In fact their argument is flawed in the sense that modern programs tend to do lots of stuff that their ancestors did not (which can be useless stuff, compare Word 2007 with Word 5.1 for Mac...). Moreover, modern computers have to do lots of stuff older computer did not have to do, operating systems are more complex, we expect stuff like plug and pray to work etc etc etc. It is like complaining why stuff cost less money many years ago: e.g., in "How Blue Can You Get" B.B. King sung about buying his woman a 10 dollar dinner, meant to be a very expensive one (while she thought it was just a snack). By today standards its the price of a fast food meal.

However, there are some constants. Vim is a fast editor. It does not matter: 10 year ago it was a fast editor. Today it is a fast editor (and improved as well the functionality). On the other hand, while Java as a platform improved a lot in the last fifteen years, Java IDEs are always heavyweight. I was there when Eclipse was just a beta, just something more than a proof of concept. And it was slow. And huge. And now... well, it improved, of course... but I have a quad-core MacPro and its barely passable. I let you wonder how it is on the EEE.

By the way, I don't want to criticize too much Eclipse (Idea is much in the same condition....). Yes, I hate the fact that you have to put everything in a workspace. I hate that it is so much project based that you basically have to create projects for everything. But I have to admit that those tools are necessary to make developing in Java bearable (and productive). Moreover, I quite like the idea... small core, everything is a plugin. Reminds me of Emacs; just with less configuration hassle (which is good). Perhaps in another 15 year it will run smoothly on the machines they will have; Emacs took a lot of time to run fluidly on home-computers afterall.

O yeah, and I have to absolutely buy some RAM because otherwise those IDEs are going to make me die of old age while I try to finish my tasks.

Wednesday, September 15, 2010

Generics, Templates and other static typed gimmicks

From my (dynamically typed) point of view both templates and generics are a workaround to solve a problem treacherously introduced by static typing (which is static typing itself). That is to say: loss of generality. Moreover, while some type systems are quite well done (ML), others are really a PITA. I especially hated Java 1.x (with x < 5; see here) for its claims on type-safety and proudly sported static typing, while you had to manually cast back and forth from collections. Back then I quite compared the language with C++ which, with all its defects, at least allowed us to have typed collections. Besides, I am quite fond of template metaprogramming (especially when used for efficiency) and I have an insane passion for the boost library.

Quite unfortunately using simple lambda and bind in C++ increases compilation times from an unspecified amount of time. Basically I resorted to use lambda only in implementation files. Moreover, I found out that most C++ programmers simply find some usages of the templates too hard to understand and that seriously hinders collaboration.
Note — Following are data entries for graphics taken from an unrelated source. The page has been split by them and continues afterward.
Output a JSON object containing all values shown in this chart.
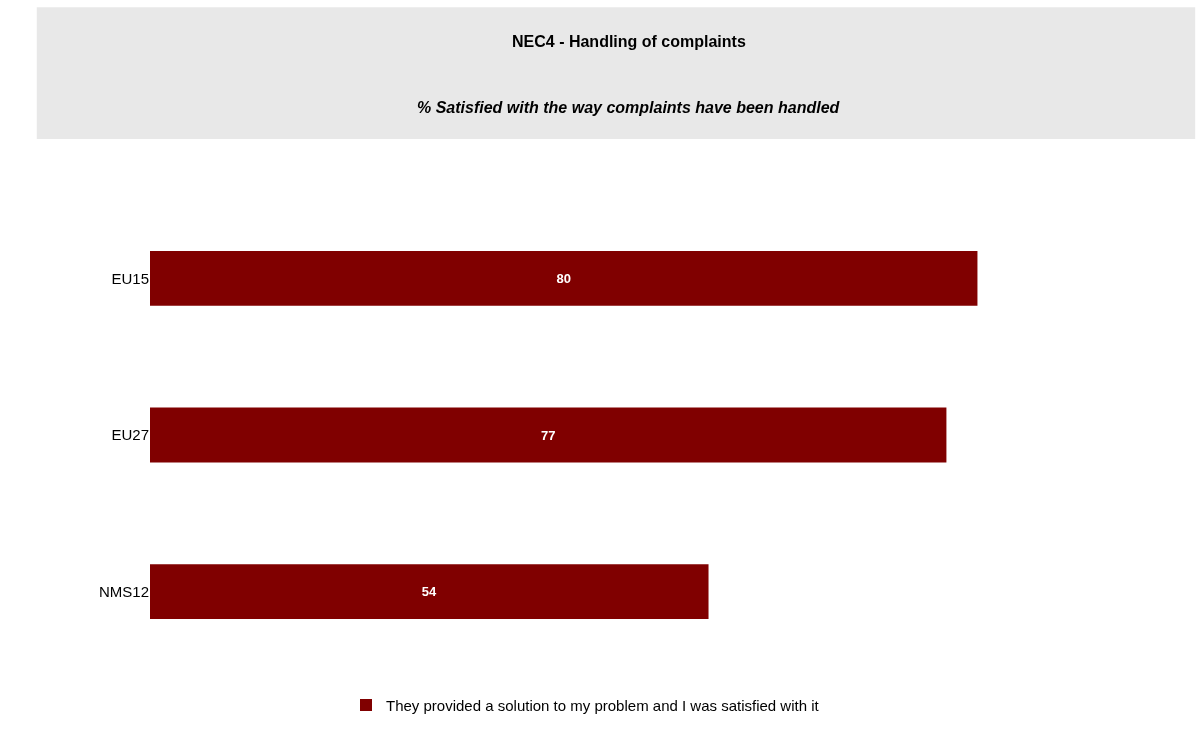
{
  "chart_data": {
    "type": "bar",
    "orientation": "horizontal",
    "title": "NEC4 - Handling of complaints",
    "subtitle": "% Satisfied with the way complaints have been handled",
    "categories": [
      "EU15",
      "EU27",
      "NMS12"
    ],
    "series": [
      {
        "name": "They provided a solution to my problem and I was satisfied with it",
        "color": "#800000",
        "values": [
          80,
          77,
          54
        ]
      }
    ],
    "data_labels": true,
    "legend": "bottom"
  }
}
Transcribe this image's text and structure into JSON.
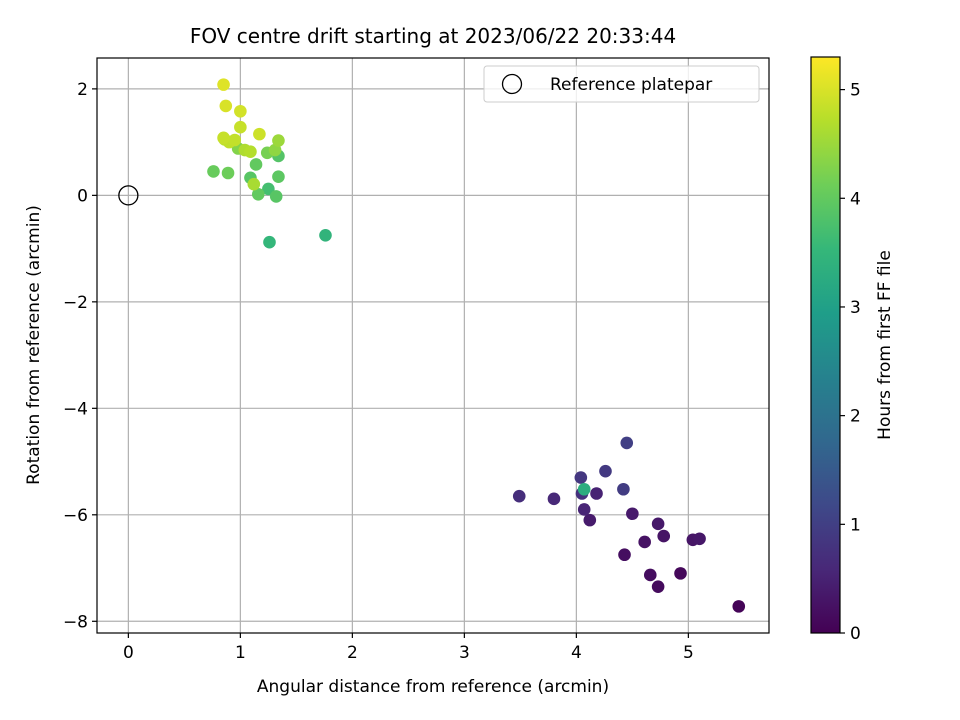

On the other hand, I rather hated the way dynamic polymorphism (inheritance) interacts with static polymorphism (templates). In fact containers “copy” objects inside (which is good, defensive and whatever). However, this means that if you “cannot” put an object of type B inside a container of A’s, if B is a subtype of A. The problem is that you cannot create containers of A& (because stuff you put in most containers can be moved around). Essentially, you have to use pointers or better smart pointers, but that is a pita nonetheless.
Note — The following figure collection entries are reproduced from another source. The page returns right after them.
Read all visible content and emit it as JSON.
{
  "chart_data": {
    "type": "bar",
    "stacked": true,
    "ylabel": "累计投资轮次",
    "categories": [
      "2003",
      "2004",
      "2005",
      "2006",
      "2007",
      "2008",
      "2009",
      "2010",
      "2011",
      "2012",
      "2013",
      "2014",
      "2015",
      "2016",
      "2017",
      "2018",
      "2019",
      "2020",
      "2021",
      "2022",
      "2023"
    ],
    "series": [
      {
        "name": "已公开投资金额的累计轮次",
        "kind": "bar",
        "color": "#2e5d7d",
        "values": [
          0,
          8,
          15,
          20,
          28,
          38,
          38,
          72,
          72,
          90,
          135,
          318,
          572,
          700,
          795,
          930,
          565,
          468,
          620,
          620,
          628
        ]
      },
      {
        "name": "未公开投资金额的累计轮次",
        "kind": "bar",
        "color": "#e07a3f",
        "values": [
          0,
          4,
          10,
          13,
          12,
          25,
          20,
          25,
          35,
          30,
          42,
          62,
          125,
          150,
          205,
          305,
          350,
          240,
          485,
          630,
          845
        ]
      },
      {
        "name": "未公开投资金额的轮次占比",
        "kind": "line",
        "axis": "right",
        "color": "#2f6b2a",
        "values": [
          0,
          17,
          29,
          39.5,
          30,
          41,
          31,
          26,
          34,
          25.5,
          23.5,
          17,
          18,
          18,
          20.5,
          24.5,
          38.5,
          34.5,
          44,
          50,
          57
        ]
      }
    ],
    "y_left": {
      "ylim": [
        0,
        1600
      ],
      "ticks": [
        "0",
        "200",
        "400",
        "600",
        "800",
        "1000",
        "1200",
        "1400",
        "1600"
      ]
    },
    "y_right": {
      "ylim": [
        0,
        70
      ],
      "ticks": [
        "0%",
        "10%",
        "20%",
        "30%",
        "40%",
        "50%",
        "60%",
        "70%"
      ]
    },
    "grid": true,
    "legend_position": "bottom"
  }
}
Even more tedious is the way inheritance relationships work with templates. Consider the following example:

#include <vector>

class A {

};

class B : public A {

};

void f(std::vector<A  *> const& v) {
// do...
}

int main() {
std::vector<B  *> vb;
f(vb);
}

Given the C++ object model the example must not work, since the fact that B is a subtype of A does not imply that T<B> is a subtype of T<A>. In fact, if it were the case, then Liskov Substitution Principle would be violated; and that would be very bad. Consider this: suppose that B subtype A => T<B> subtype T<A>. Then for the Liskov substitution principle we could use an object of type T<B> wherever we can use an object of type T<A>. However, this is not the case as it’s perfectly reasonable to add an object of type A to a collection of A’s; but it would be plainly wrong to add it to a collection of B’s. By the way, in Java we have somewhat the same problem, though it is mitigated by the use of bounded wildcars.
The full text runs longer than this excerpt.